Tenía en mente estas vistas creadas por Hokusai al enfocar mi cámara fotográfica en un Illimani que brillaba con tonos rojos y anaranjados. En ese momento me di cuenta de que yo también quería documentar la interacción entre el Illimani y la tierra, el cielo y la gente que vive y muere bajo su eterna presencia. A diferencia de Hokusai, opté por la fotografía como medio para capturar los cambios de temperamento del Illimani desde las perspectivas temporal y espacial.
Testigo de grandeza
El Illimani, visto desde Tiwanaku, muestra nítidamente tres picos alineados de izquierda a derecha; el Pico del Indio, el Pico Central, llamado también cóndor, y el pico Layka Khollu a la derecha.
En realidad, el nevado Illimani tiene seis picos; el más alto, el Pico Sur, fue conquistado con sacrificado esfuerzo por el inglés William Martin Conway y sus compañeros, una mañana de septiembre en 1898. Éste fue el primer acenso documentado a la cumbre del Illimani, sin embargo, el gigante andino ya había revelado anteriormente sus secretos.

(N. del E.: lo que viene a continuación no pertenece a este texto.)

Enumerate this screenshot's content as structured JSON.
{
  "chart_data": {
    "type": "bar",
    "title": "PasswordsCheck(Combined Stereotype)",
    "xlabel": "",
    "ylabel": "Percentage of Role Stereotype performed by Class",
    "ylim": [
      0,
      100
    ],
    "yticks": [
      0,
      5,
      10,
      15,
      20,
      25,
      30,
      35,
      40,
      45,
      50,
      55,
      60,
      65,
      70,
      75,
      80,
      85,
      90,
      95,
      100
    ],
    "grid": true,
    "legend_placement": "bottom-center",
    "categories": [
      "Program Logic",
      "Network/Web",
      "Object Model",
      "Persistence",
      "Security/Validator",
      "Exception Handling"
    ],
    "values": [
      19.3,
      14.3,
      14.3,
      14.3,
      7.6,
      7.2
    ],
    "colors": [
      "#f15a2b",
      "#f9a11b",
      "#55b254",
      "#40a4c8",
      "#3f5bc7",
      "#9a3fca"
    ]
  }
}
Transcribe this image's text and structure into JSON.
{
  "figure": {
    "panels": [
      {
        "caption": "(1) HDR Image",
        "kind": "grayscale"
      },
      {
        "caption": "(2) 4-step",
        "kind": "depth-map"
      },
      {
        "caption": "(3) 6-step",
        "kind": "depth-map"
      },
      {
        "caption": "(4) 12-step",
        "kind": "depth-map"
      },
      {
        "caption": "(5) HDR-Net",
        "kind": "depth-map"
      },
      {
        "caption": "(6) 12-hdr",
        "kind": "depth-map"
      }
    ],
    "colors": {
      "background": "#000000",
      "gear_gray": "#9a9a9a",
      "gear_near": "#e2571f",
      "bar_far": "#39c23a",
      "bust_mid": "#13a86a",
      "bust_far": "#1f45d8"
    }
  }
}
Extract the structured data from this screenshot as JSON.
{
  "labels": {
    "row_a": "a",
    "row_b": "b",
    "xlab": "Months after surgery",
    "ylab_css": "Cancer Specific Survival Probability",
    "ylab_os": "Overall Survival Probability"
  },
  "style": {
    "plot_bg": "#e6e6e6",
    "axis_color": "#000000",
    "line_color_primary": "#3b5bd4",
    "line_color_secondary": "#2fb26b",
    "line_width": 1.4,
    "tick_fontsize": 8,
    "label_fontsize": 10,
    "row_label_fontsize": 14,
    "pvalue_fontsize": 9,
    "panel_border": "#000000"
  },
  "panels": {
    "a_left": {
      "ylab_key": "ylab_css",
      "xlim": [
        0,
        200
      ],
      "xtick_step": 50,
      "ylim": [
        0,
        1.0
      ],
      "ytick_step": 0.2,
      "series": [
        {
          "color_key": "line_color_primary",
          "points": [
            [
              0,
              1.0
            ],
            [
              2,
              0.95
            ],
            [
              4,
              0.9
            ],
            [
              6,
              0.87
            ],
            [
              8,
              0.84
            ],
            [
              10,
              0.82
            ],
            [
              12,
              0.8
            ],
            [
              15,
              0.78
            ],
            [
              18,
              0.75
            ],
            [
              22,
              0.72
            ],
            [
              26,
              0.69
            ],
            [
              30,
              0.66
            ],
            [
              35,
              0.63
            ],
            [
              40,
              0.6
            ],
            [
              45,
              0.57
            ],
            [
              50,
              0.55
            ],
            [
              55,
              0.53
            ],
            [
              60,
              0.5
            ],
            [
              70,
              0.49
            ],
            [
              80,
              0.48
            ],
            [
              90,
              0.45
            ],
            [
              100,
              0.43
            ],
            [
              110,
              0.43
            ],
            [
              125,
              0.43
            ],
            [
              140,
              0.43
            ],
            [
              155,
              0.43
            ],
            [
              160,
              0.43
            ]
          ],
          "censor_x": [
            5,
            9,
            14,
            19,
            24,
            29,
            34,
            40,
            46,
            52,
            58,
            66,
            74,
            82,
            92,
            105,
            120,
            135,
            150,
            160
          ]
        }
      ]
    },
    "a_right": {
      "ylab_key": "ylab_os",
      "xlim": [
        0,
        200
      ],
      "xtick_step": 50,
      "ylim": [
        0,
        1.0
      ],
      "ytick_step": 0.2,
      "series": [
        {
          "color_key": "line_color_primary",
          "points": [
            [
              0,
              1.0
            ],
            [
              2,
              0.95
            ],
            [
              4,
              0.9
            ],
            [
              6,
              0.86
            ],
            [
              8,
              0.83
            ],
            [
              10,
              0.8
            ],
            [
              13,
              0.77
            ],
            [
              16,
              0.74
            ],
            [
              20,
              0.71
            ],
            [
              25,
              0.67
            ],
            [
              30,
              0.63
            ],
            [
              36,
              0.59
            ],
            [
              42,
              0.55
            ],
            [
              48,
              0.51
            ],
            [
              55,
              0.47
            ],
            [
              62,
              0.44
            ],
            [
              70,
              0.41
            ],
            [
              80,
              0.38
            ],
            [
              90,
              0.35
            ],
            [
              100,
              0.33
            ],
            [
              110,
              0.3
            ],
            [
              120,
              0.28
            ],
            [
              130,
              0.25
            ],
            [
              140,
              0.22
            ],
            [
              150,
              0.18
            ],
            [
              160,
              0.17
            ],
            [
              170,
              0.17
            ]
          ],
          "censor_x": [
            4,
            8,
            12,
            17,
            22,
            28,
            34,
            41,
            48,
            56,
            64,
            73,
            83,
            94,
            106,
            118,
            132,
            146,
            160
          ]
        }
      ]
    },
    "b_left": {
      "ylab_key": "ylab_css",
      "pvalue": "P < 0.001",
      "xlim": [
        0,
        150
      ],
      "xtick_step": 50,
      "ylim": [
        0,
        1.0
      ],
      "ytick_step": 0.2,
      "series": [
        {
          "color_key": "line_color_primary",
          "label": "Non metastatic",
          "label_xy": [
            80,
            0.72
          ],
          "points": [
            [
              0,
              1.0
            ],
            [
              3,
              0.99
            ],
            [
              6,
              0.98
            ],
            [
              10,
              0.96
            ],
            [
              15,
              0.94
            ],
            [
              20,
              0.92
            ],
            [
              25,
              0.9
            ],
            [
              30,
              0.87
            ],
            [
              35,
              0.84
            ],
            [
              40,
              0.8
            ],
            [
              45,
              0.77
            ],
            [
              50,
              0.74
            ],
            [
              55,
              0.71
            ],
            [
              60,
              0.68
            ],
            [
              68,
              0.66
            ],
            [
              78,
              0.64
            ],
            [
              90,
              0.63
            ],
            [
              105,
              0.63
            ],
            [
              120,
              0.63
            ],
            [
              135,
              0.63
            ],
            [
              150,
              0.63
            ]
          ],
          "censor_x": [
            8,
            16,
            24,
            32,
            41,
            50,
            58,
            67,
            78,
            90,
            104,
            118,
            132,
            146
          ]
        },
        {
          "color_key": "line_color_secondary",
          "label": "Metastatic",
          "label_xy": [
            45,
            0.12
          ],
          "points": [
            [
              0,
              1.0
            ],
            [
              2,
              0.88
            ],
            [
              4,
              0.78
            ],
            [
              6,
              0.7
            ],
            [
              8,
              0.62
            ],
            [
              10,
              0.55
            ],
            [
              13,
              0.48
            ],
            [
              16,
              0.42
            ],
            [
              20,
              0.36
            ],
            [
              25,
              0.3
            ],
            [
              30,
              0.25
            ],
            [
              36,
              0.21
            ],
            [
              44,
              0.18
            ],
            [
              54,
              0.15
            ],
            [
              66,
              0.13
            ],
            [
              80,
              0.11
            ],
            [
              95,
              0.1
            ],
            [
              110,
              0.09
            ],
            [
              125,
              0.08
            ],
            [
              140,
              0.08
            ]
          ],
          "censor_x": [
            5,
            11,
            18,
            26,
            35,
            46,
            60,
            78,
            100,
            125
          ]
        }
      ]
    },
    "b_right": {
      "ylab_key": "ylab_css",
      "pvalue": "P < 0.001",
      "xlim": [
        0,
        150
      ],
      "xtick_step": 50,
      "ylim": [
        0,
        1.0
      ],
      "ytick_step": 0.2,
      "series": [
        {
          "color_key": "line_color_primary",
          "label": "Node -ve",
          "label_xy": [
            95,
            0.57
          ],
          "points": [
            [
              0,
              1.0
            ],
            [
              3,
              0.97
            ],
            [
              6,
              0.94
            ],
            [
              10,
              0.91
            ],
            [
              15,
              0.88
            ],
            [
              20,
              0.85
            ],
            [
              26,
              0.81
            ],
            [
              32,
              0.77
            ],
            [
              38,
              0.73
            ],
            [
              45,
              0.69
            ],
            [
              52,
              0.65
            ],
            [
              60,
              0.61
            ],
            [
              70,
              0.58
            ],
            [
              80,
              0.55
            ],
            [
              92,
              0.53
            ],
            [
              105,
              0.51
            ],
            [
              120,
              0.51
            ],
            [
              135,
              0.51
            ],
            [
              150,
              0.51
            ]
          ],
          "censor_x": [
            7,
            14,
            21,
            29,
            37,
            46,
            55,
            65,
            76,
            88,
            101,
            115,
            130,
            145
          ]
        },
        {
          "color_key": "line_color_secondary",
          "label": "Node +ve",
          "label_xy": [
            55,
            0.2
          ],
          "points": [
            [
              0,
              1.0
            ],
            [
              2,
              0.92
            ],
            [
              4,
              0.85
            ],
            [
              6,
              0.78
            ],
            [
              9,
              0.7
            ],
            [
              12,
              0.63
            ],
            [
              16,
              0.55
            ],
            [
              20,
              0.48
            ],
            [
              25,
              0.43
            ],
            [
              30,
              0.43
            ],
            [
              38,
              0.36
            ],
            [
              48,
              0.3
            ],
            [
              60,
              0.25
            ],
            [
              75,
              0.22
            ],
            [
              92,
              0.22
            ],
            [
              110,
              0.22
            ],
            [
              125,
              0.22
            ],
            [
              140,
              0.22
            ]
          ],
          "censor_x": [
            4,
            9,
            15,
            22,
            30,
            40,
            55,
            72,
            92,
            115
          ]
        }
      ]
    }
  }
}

Después de llegar al Pico Sur, Conway descendió y se sentó a descansar. Su mano tocó algo blando y húmedo en una piedra cercana. Era una pieza de cuerda de lana tejida dejada por un escalador anterior. En honor a este escalador desconocido, pero seguramente nativo, Conway nombró el pico más cercano al lugar, Pico del Indio. El lente de mi cámara enfoca al Pico del Indio y me invade un gran deseo de escalarlo, de pisar sus glaciares y de observar el mundo andino desde su cumbre. Me maravillo de la interacción del Illimani, la geografía de los Andes y sus habitantes.
El centro geográfico de Tiwanaku fue cuidadosamente escogido por su importancia simbólica y cósmica. Está situado entre las aguas sagradas del lago Titicaca al oeste y las cumbres del Illimani al este. Este alineamiento este-oeste sigue el recorrido del sol en el cielo, en el solsticio de verano, bajo la mirada vigilante del creador, el sol nace por detrás del Illimani y empieza su imparable peregrinaje al oeste.
En un día despejado, es posible ver el lago Titicaca y el Illimani si uno se sitúa sobre la pirámide de Akapana, la estructura más alta e imponente del centro ceremonial de Tiwanaku. Desde este centro de autoridad intelectual, religiosa y política emanó la influencia de esa civilización que culminó alrededor de los años 800 a 1000 años antes de Cristo. Después de todo, Tiwanaku era la Taypikala, la piedra del centro y el eje del mundo andino. La ciudad mítica era algo más que la convergencia en un punto geográfico, era el umbral de lo natural y lo sobrenatural, donde las fuerzas sagradas y seculares creaban una sinergia que se propagaba a los rincones más remotos del inmenso imperio.
Mientras contemplo sobre la cumbre de la pirámide de Akapana el esplendor de Tiwanaku, alcanzo a ver el Illimani, que de momento se asoma entre las nubes que lo entornan. Caigo en cuenta de que esta montaña ha visto el auge y la caída del imperio de Tiwanaku: su presencia perpetúa un repositorio de memorias inaccesibles del drama humano.
Cerca del Illimani
El Illimani está ubicado en el municipio de Palca (La Paz). Para llegar hasta él desde La Paz se puede elegir el camino hacia el sur, y arribar a Cohoni (35 km). Hay que calcular en total unas cinco o seis horas. El viaje es por tierra, hay transporte público, pero es preferible contratar una agencia que tenga vehículos 4x4 y sea capaz de organizar actividades: paseos de un día o trecking por los alrededores (cuatro días) y escaladas (cuatro días). Una opción la ofrece Lipiko Tours (www.lipiko. com), que, a través de Leonardo Sánchez, aconseja viajar entre junio y septiembre, “época seca, fría, pero de una luminosidad indescriptible”.